Abstract:

In this talk, Will Grathwohl will discuss two of his works on Energy-Based Models (EBMs). EBMs are a class of probabilistic generative models like normalizing flows, variational auto-encoders, autoregressive models, and GANs. EBMs explicitly parameterize the distribution’s log-probability function while ignoring its normalizing constant. This gives immense flexibility when designing EBMs but comes at the (very high) cost of making likelihood computation and sampling generally intractable.

The first work that he will discuss is titled “Your classifier is secretly an Energy-Based Model and you should treat it like one” (published ICLR 2020). This work demonstrates how the flexibility of EBMs allows us to reinterpret existing neural network classifier architectures as generative models, imbuing them with new properties and giving benefits to out-of-distribution detection, uncertainty quantification, adversarial robustness, and semi-supervised learning.

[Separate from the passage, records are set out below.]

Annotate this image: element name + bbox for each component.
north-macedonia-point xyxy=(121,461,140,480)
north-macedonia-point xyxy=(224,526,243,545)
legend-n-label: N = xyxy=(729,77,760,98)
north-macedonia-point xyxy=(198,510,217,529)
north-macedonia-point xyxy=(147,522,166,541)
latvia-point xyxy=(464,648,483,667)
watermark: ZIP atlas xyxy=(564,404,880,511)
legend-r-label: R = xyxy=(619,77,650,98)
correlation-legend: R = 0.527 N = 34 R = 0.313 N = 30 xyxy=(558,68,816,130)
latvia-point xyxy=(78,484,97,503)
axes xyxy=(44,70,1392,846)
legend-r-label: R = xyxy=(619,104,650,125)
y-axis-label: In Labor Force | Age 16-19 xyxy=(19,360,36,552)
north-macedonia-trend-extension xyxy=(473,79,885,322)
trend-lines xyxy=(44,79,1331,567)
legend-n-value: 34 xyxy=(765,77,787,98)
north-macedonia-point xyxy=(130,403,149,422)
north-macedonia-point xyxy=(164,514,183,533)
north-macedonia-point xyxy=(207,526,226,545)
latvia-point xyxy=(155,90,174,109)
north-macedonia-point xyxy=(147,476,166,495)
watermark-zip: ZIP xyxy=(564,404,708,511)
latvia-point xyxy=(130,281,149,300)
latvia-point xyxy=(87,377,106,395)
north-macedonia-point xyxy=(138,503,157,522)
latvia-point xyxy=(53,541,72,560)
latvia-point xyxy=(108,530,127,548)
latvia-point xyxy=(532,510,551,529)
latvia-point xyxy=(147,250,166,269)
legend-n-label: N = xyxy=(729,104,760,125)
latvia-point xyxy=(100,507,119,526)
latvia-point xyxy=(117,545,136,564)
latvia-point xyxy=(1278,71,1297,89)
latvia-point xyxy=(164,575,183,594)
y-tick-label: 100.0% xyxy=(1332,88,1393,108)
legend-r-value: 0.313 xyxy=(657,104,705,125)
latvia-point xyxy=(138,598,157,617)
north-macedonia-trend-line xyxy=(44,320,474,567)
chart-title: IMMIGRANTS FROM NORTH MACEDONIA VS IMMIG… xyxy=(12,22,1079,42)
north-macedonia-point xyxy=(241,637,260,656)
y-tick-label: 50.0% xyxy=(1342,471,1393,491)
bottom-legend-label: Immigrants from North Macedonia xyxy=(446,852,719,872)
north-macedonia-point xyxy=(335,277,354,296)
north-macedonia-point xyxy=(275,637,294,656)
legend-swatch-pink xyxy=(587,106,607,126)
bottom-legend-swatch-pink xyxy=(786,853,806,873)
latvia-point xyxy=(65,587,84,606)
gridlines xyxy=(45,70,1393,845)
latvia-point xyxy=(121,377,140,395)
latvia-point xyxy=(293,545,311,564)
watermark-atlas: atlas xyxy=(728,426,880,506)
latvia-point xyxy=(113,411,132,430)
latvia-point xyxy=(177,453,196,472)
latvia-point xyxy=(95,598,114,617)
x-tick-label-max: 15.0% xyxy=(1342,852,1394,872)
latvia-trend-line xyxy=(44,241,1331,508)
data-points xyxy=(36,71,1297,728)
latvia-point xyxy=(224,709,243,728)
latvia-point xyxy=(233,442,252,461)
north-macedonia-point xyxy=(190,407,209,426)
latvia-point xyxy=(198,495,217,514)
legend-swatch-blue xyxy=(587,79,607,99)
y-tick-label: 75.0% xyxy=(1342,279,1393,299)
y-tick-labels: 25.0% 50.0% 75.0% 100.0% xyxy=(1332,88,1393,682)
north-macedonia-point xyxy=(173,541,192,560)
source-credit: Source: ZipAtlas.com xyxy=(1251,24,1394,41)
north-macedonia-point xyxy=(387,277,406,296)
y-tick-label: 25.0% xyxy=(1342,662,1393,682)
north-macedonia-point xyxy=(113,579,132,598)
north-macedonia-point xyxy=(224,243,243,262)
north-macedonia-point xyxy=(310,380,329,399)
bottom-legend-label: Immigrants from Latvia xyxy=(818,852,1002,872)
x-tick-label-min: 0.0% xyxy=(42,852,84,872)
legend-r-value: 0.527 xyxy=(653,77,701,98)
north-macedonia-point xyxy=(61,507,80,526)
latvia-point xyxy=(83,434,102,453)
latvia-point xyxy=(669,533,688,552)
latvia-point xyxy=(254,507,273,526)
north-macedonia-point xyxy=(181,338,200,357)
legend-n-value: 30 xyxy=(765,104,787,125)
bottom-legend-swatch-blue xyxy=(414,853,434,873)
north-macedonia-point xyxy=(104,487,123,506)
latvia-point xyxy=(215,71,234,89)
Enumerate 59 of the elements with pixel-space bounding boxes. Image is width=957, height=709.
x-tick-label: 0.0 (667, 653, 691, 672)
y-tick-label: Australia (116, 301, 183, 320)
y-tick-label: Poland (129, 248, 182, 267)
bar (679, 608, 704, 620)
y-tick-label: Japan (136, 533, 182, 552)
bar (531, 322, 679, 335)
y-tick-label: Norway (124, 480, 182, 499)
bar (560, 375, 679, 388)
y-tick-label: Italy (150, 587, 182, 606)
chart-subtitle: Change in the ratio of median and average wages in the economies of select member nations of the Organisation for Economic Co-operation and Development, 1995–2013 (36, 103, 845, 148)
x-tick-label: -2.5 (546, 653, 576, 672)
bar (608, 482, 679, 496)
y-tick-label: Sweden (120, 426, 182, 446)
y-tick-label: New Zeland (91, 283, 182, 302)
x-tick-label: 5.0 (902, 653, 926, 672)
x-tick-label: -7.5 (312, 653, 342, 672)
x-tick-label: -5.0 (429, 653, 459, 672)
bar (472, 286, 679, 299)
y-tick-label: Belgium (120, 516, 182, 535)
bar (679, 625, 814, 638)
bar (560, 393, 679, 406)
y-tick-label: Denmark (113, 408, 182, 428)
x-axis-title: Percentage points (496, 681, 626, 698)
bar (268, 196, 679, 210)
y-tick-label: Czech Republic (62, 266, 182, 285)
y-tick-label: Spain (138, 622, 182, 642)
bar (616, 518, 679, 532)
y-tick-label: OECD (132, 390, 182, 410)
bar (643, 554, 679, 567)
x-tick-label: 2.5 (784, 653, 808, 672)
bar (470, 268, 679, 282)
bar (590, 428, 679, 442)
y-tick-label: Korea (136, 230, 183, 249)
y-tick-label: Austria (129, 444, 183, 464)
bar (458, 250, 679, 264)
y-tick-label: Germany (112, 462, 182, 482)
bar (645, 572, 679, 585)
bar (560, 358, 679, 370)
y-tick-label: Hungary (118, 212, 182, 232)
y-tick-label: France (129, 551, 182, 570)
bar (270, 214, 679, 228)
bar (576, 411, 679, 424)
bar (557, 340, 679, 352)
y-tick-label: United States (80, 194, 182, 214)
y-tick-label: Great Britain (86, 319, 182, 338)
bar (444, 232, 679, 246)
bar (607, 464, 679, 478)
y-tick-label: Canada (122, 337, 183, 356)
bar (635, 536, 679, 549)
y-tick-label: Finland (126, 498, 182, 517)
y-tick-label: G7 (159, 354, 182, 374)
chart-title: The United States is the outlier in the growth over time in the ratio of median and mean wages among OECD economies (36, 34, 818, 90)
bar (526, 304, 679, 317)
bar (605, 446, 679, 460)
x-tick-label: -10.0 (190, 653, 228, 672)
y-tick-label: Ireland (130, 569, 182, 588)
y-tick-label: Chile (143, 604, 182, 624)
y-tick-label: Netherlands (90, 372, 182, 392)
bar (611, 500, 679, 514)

The next work, “Oops I took a gradient: Scalable sampling for discrete distributions” (published ICML 2021) addresses a key issue with EBMs. Much recent work on scalable EBMs can only be applied to continuous data. This is because many EBM training methods rely on the gradients of the likelihood function. In discrete settings, this gradient is not defined — causing the scalability of these models on discrete data to lag significantly behind the continuous setting. This work proposes a new, generic (and shockingly simple) MCMC sampler for generic discrete distributions which notably outperforms prior approaches while remaining widely applicable. This sampler accelerates sampling on many important discrete distributions and enables deep EBMs to be scaled to high-dimensional discrete datasets.

Biography:

Will Grathwohl is a research scientist at Deepmind in New York City. His research focuses around methods and applications for large-scale generative models. More specifically, he is interested in making theoretical and methodological improvements to our current generative models which will enable them to be more useful and easier to apply to important problems in the natural sciences and general intelligence. Will received his PhD in Computer Science from the University of Toronto in 2021 under the supervision of David Duvenaud and Richard Zemel. Prior to graduate school Will worked on machine learning applications in the tech industry and at Lawrence Livermore National Laboratory. Prior to this work he received his bachelors in mathematics from MIT in 2014.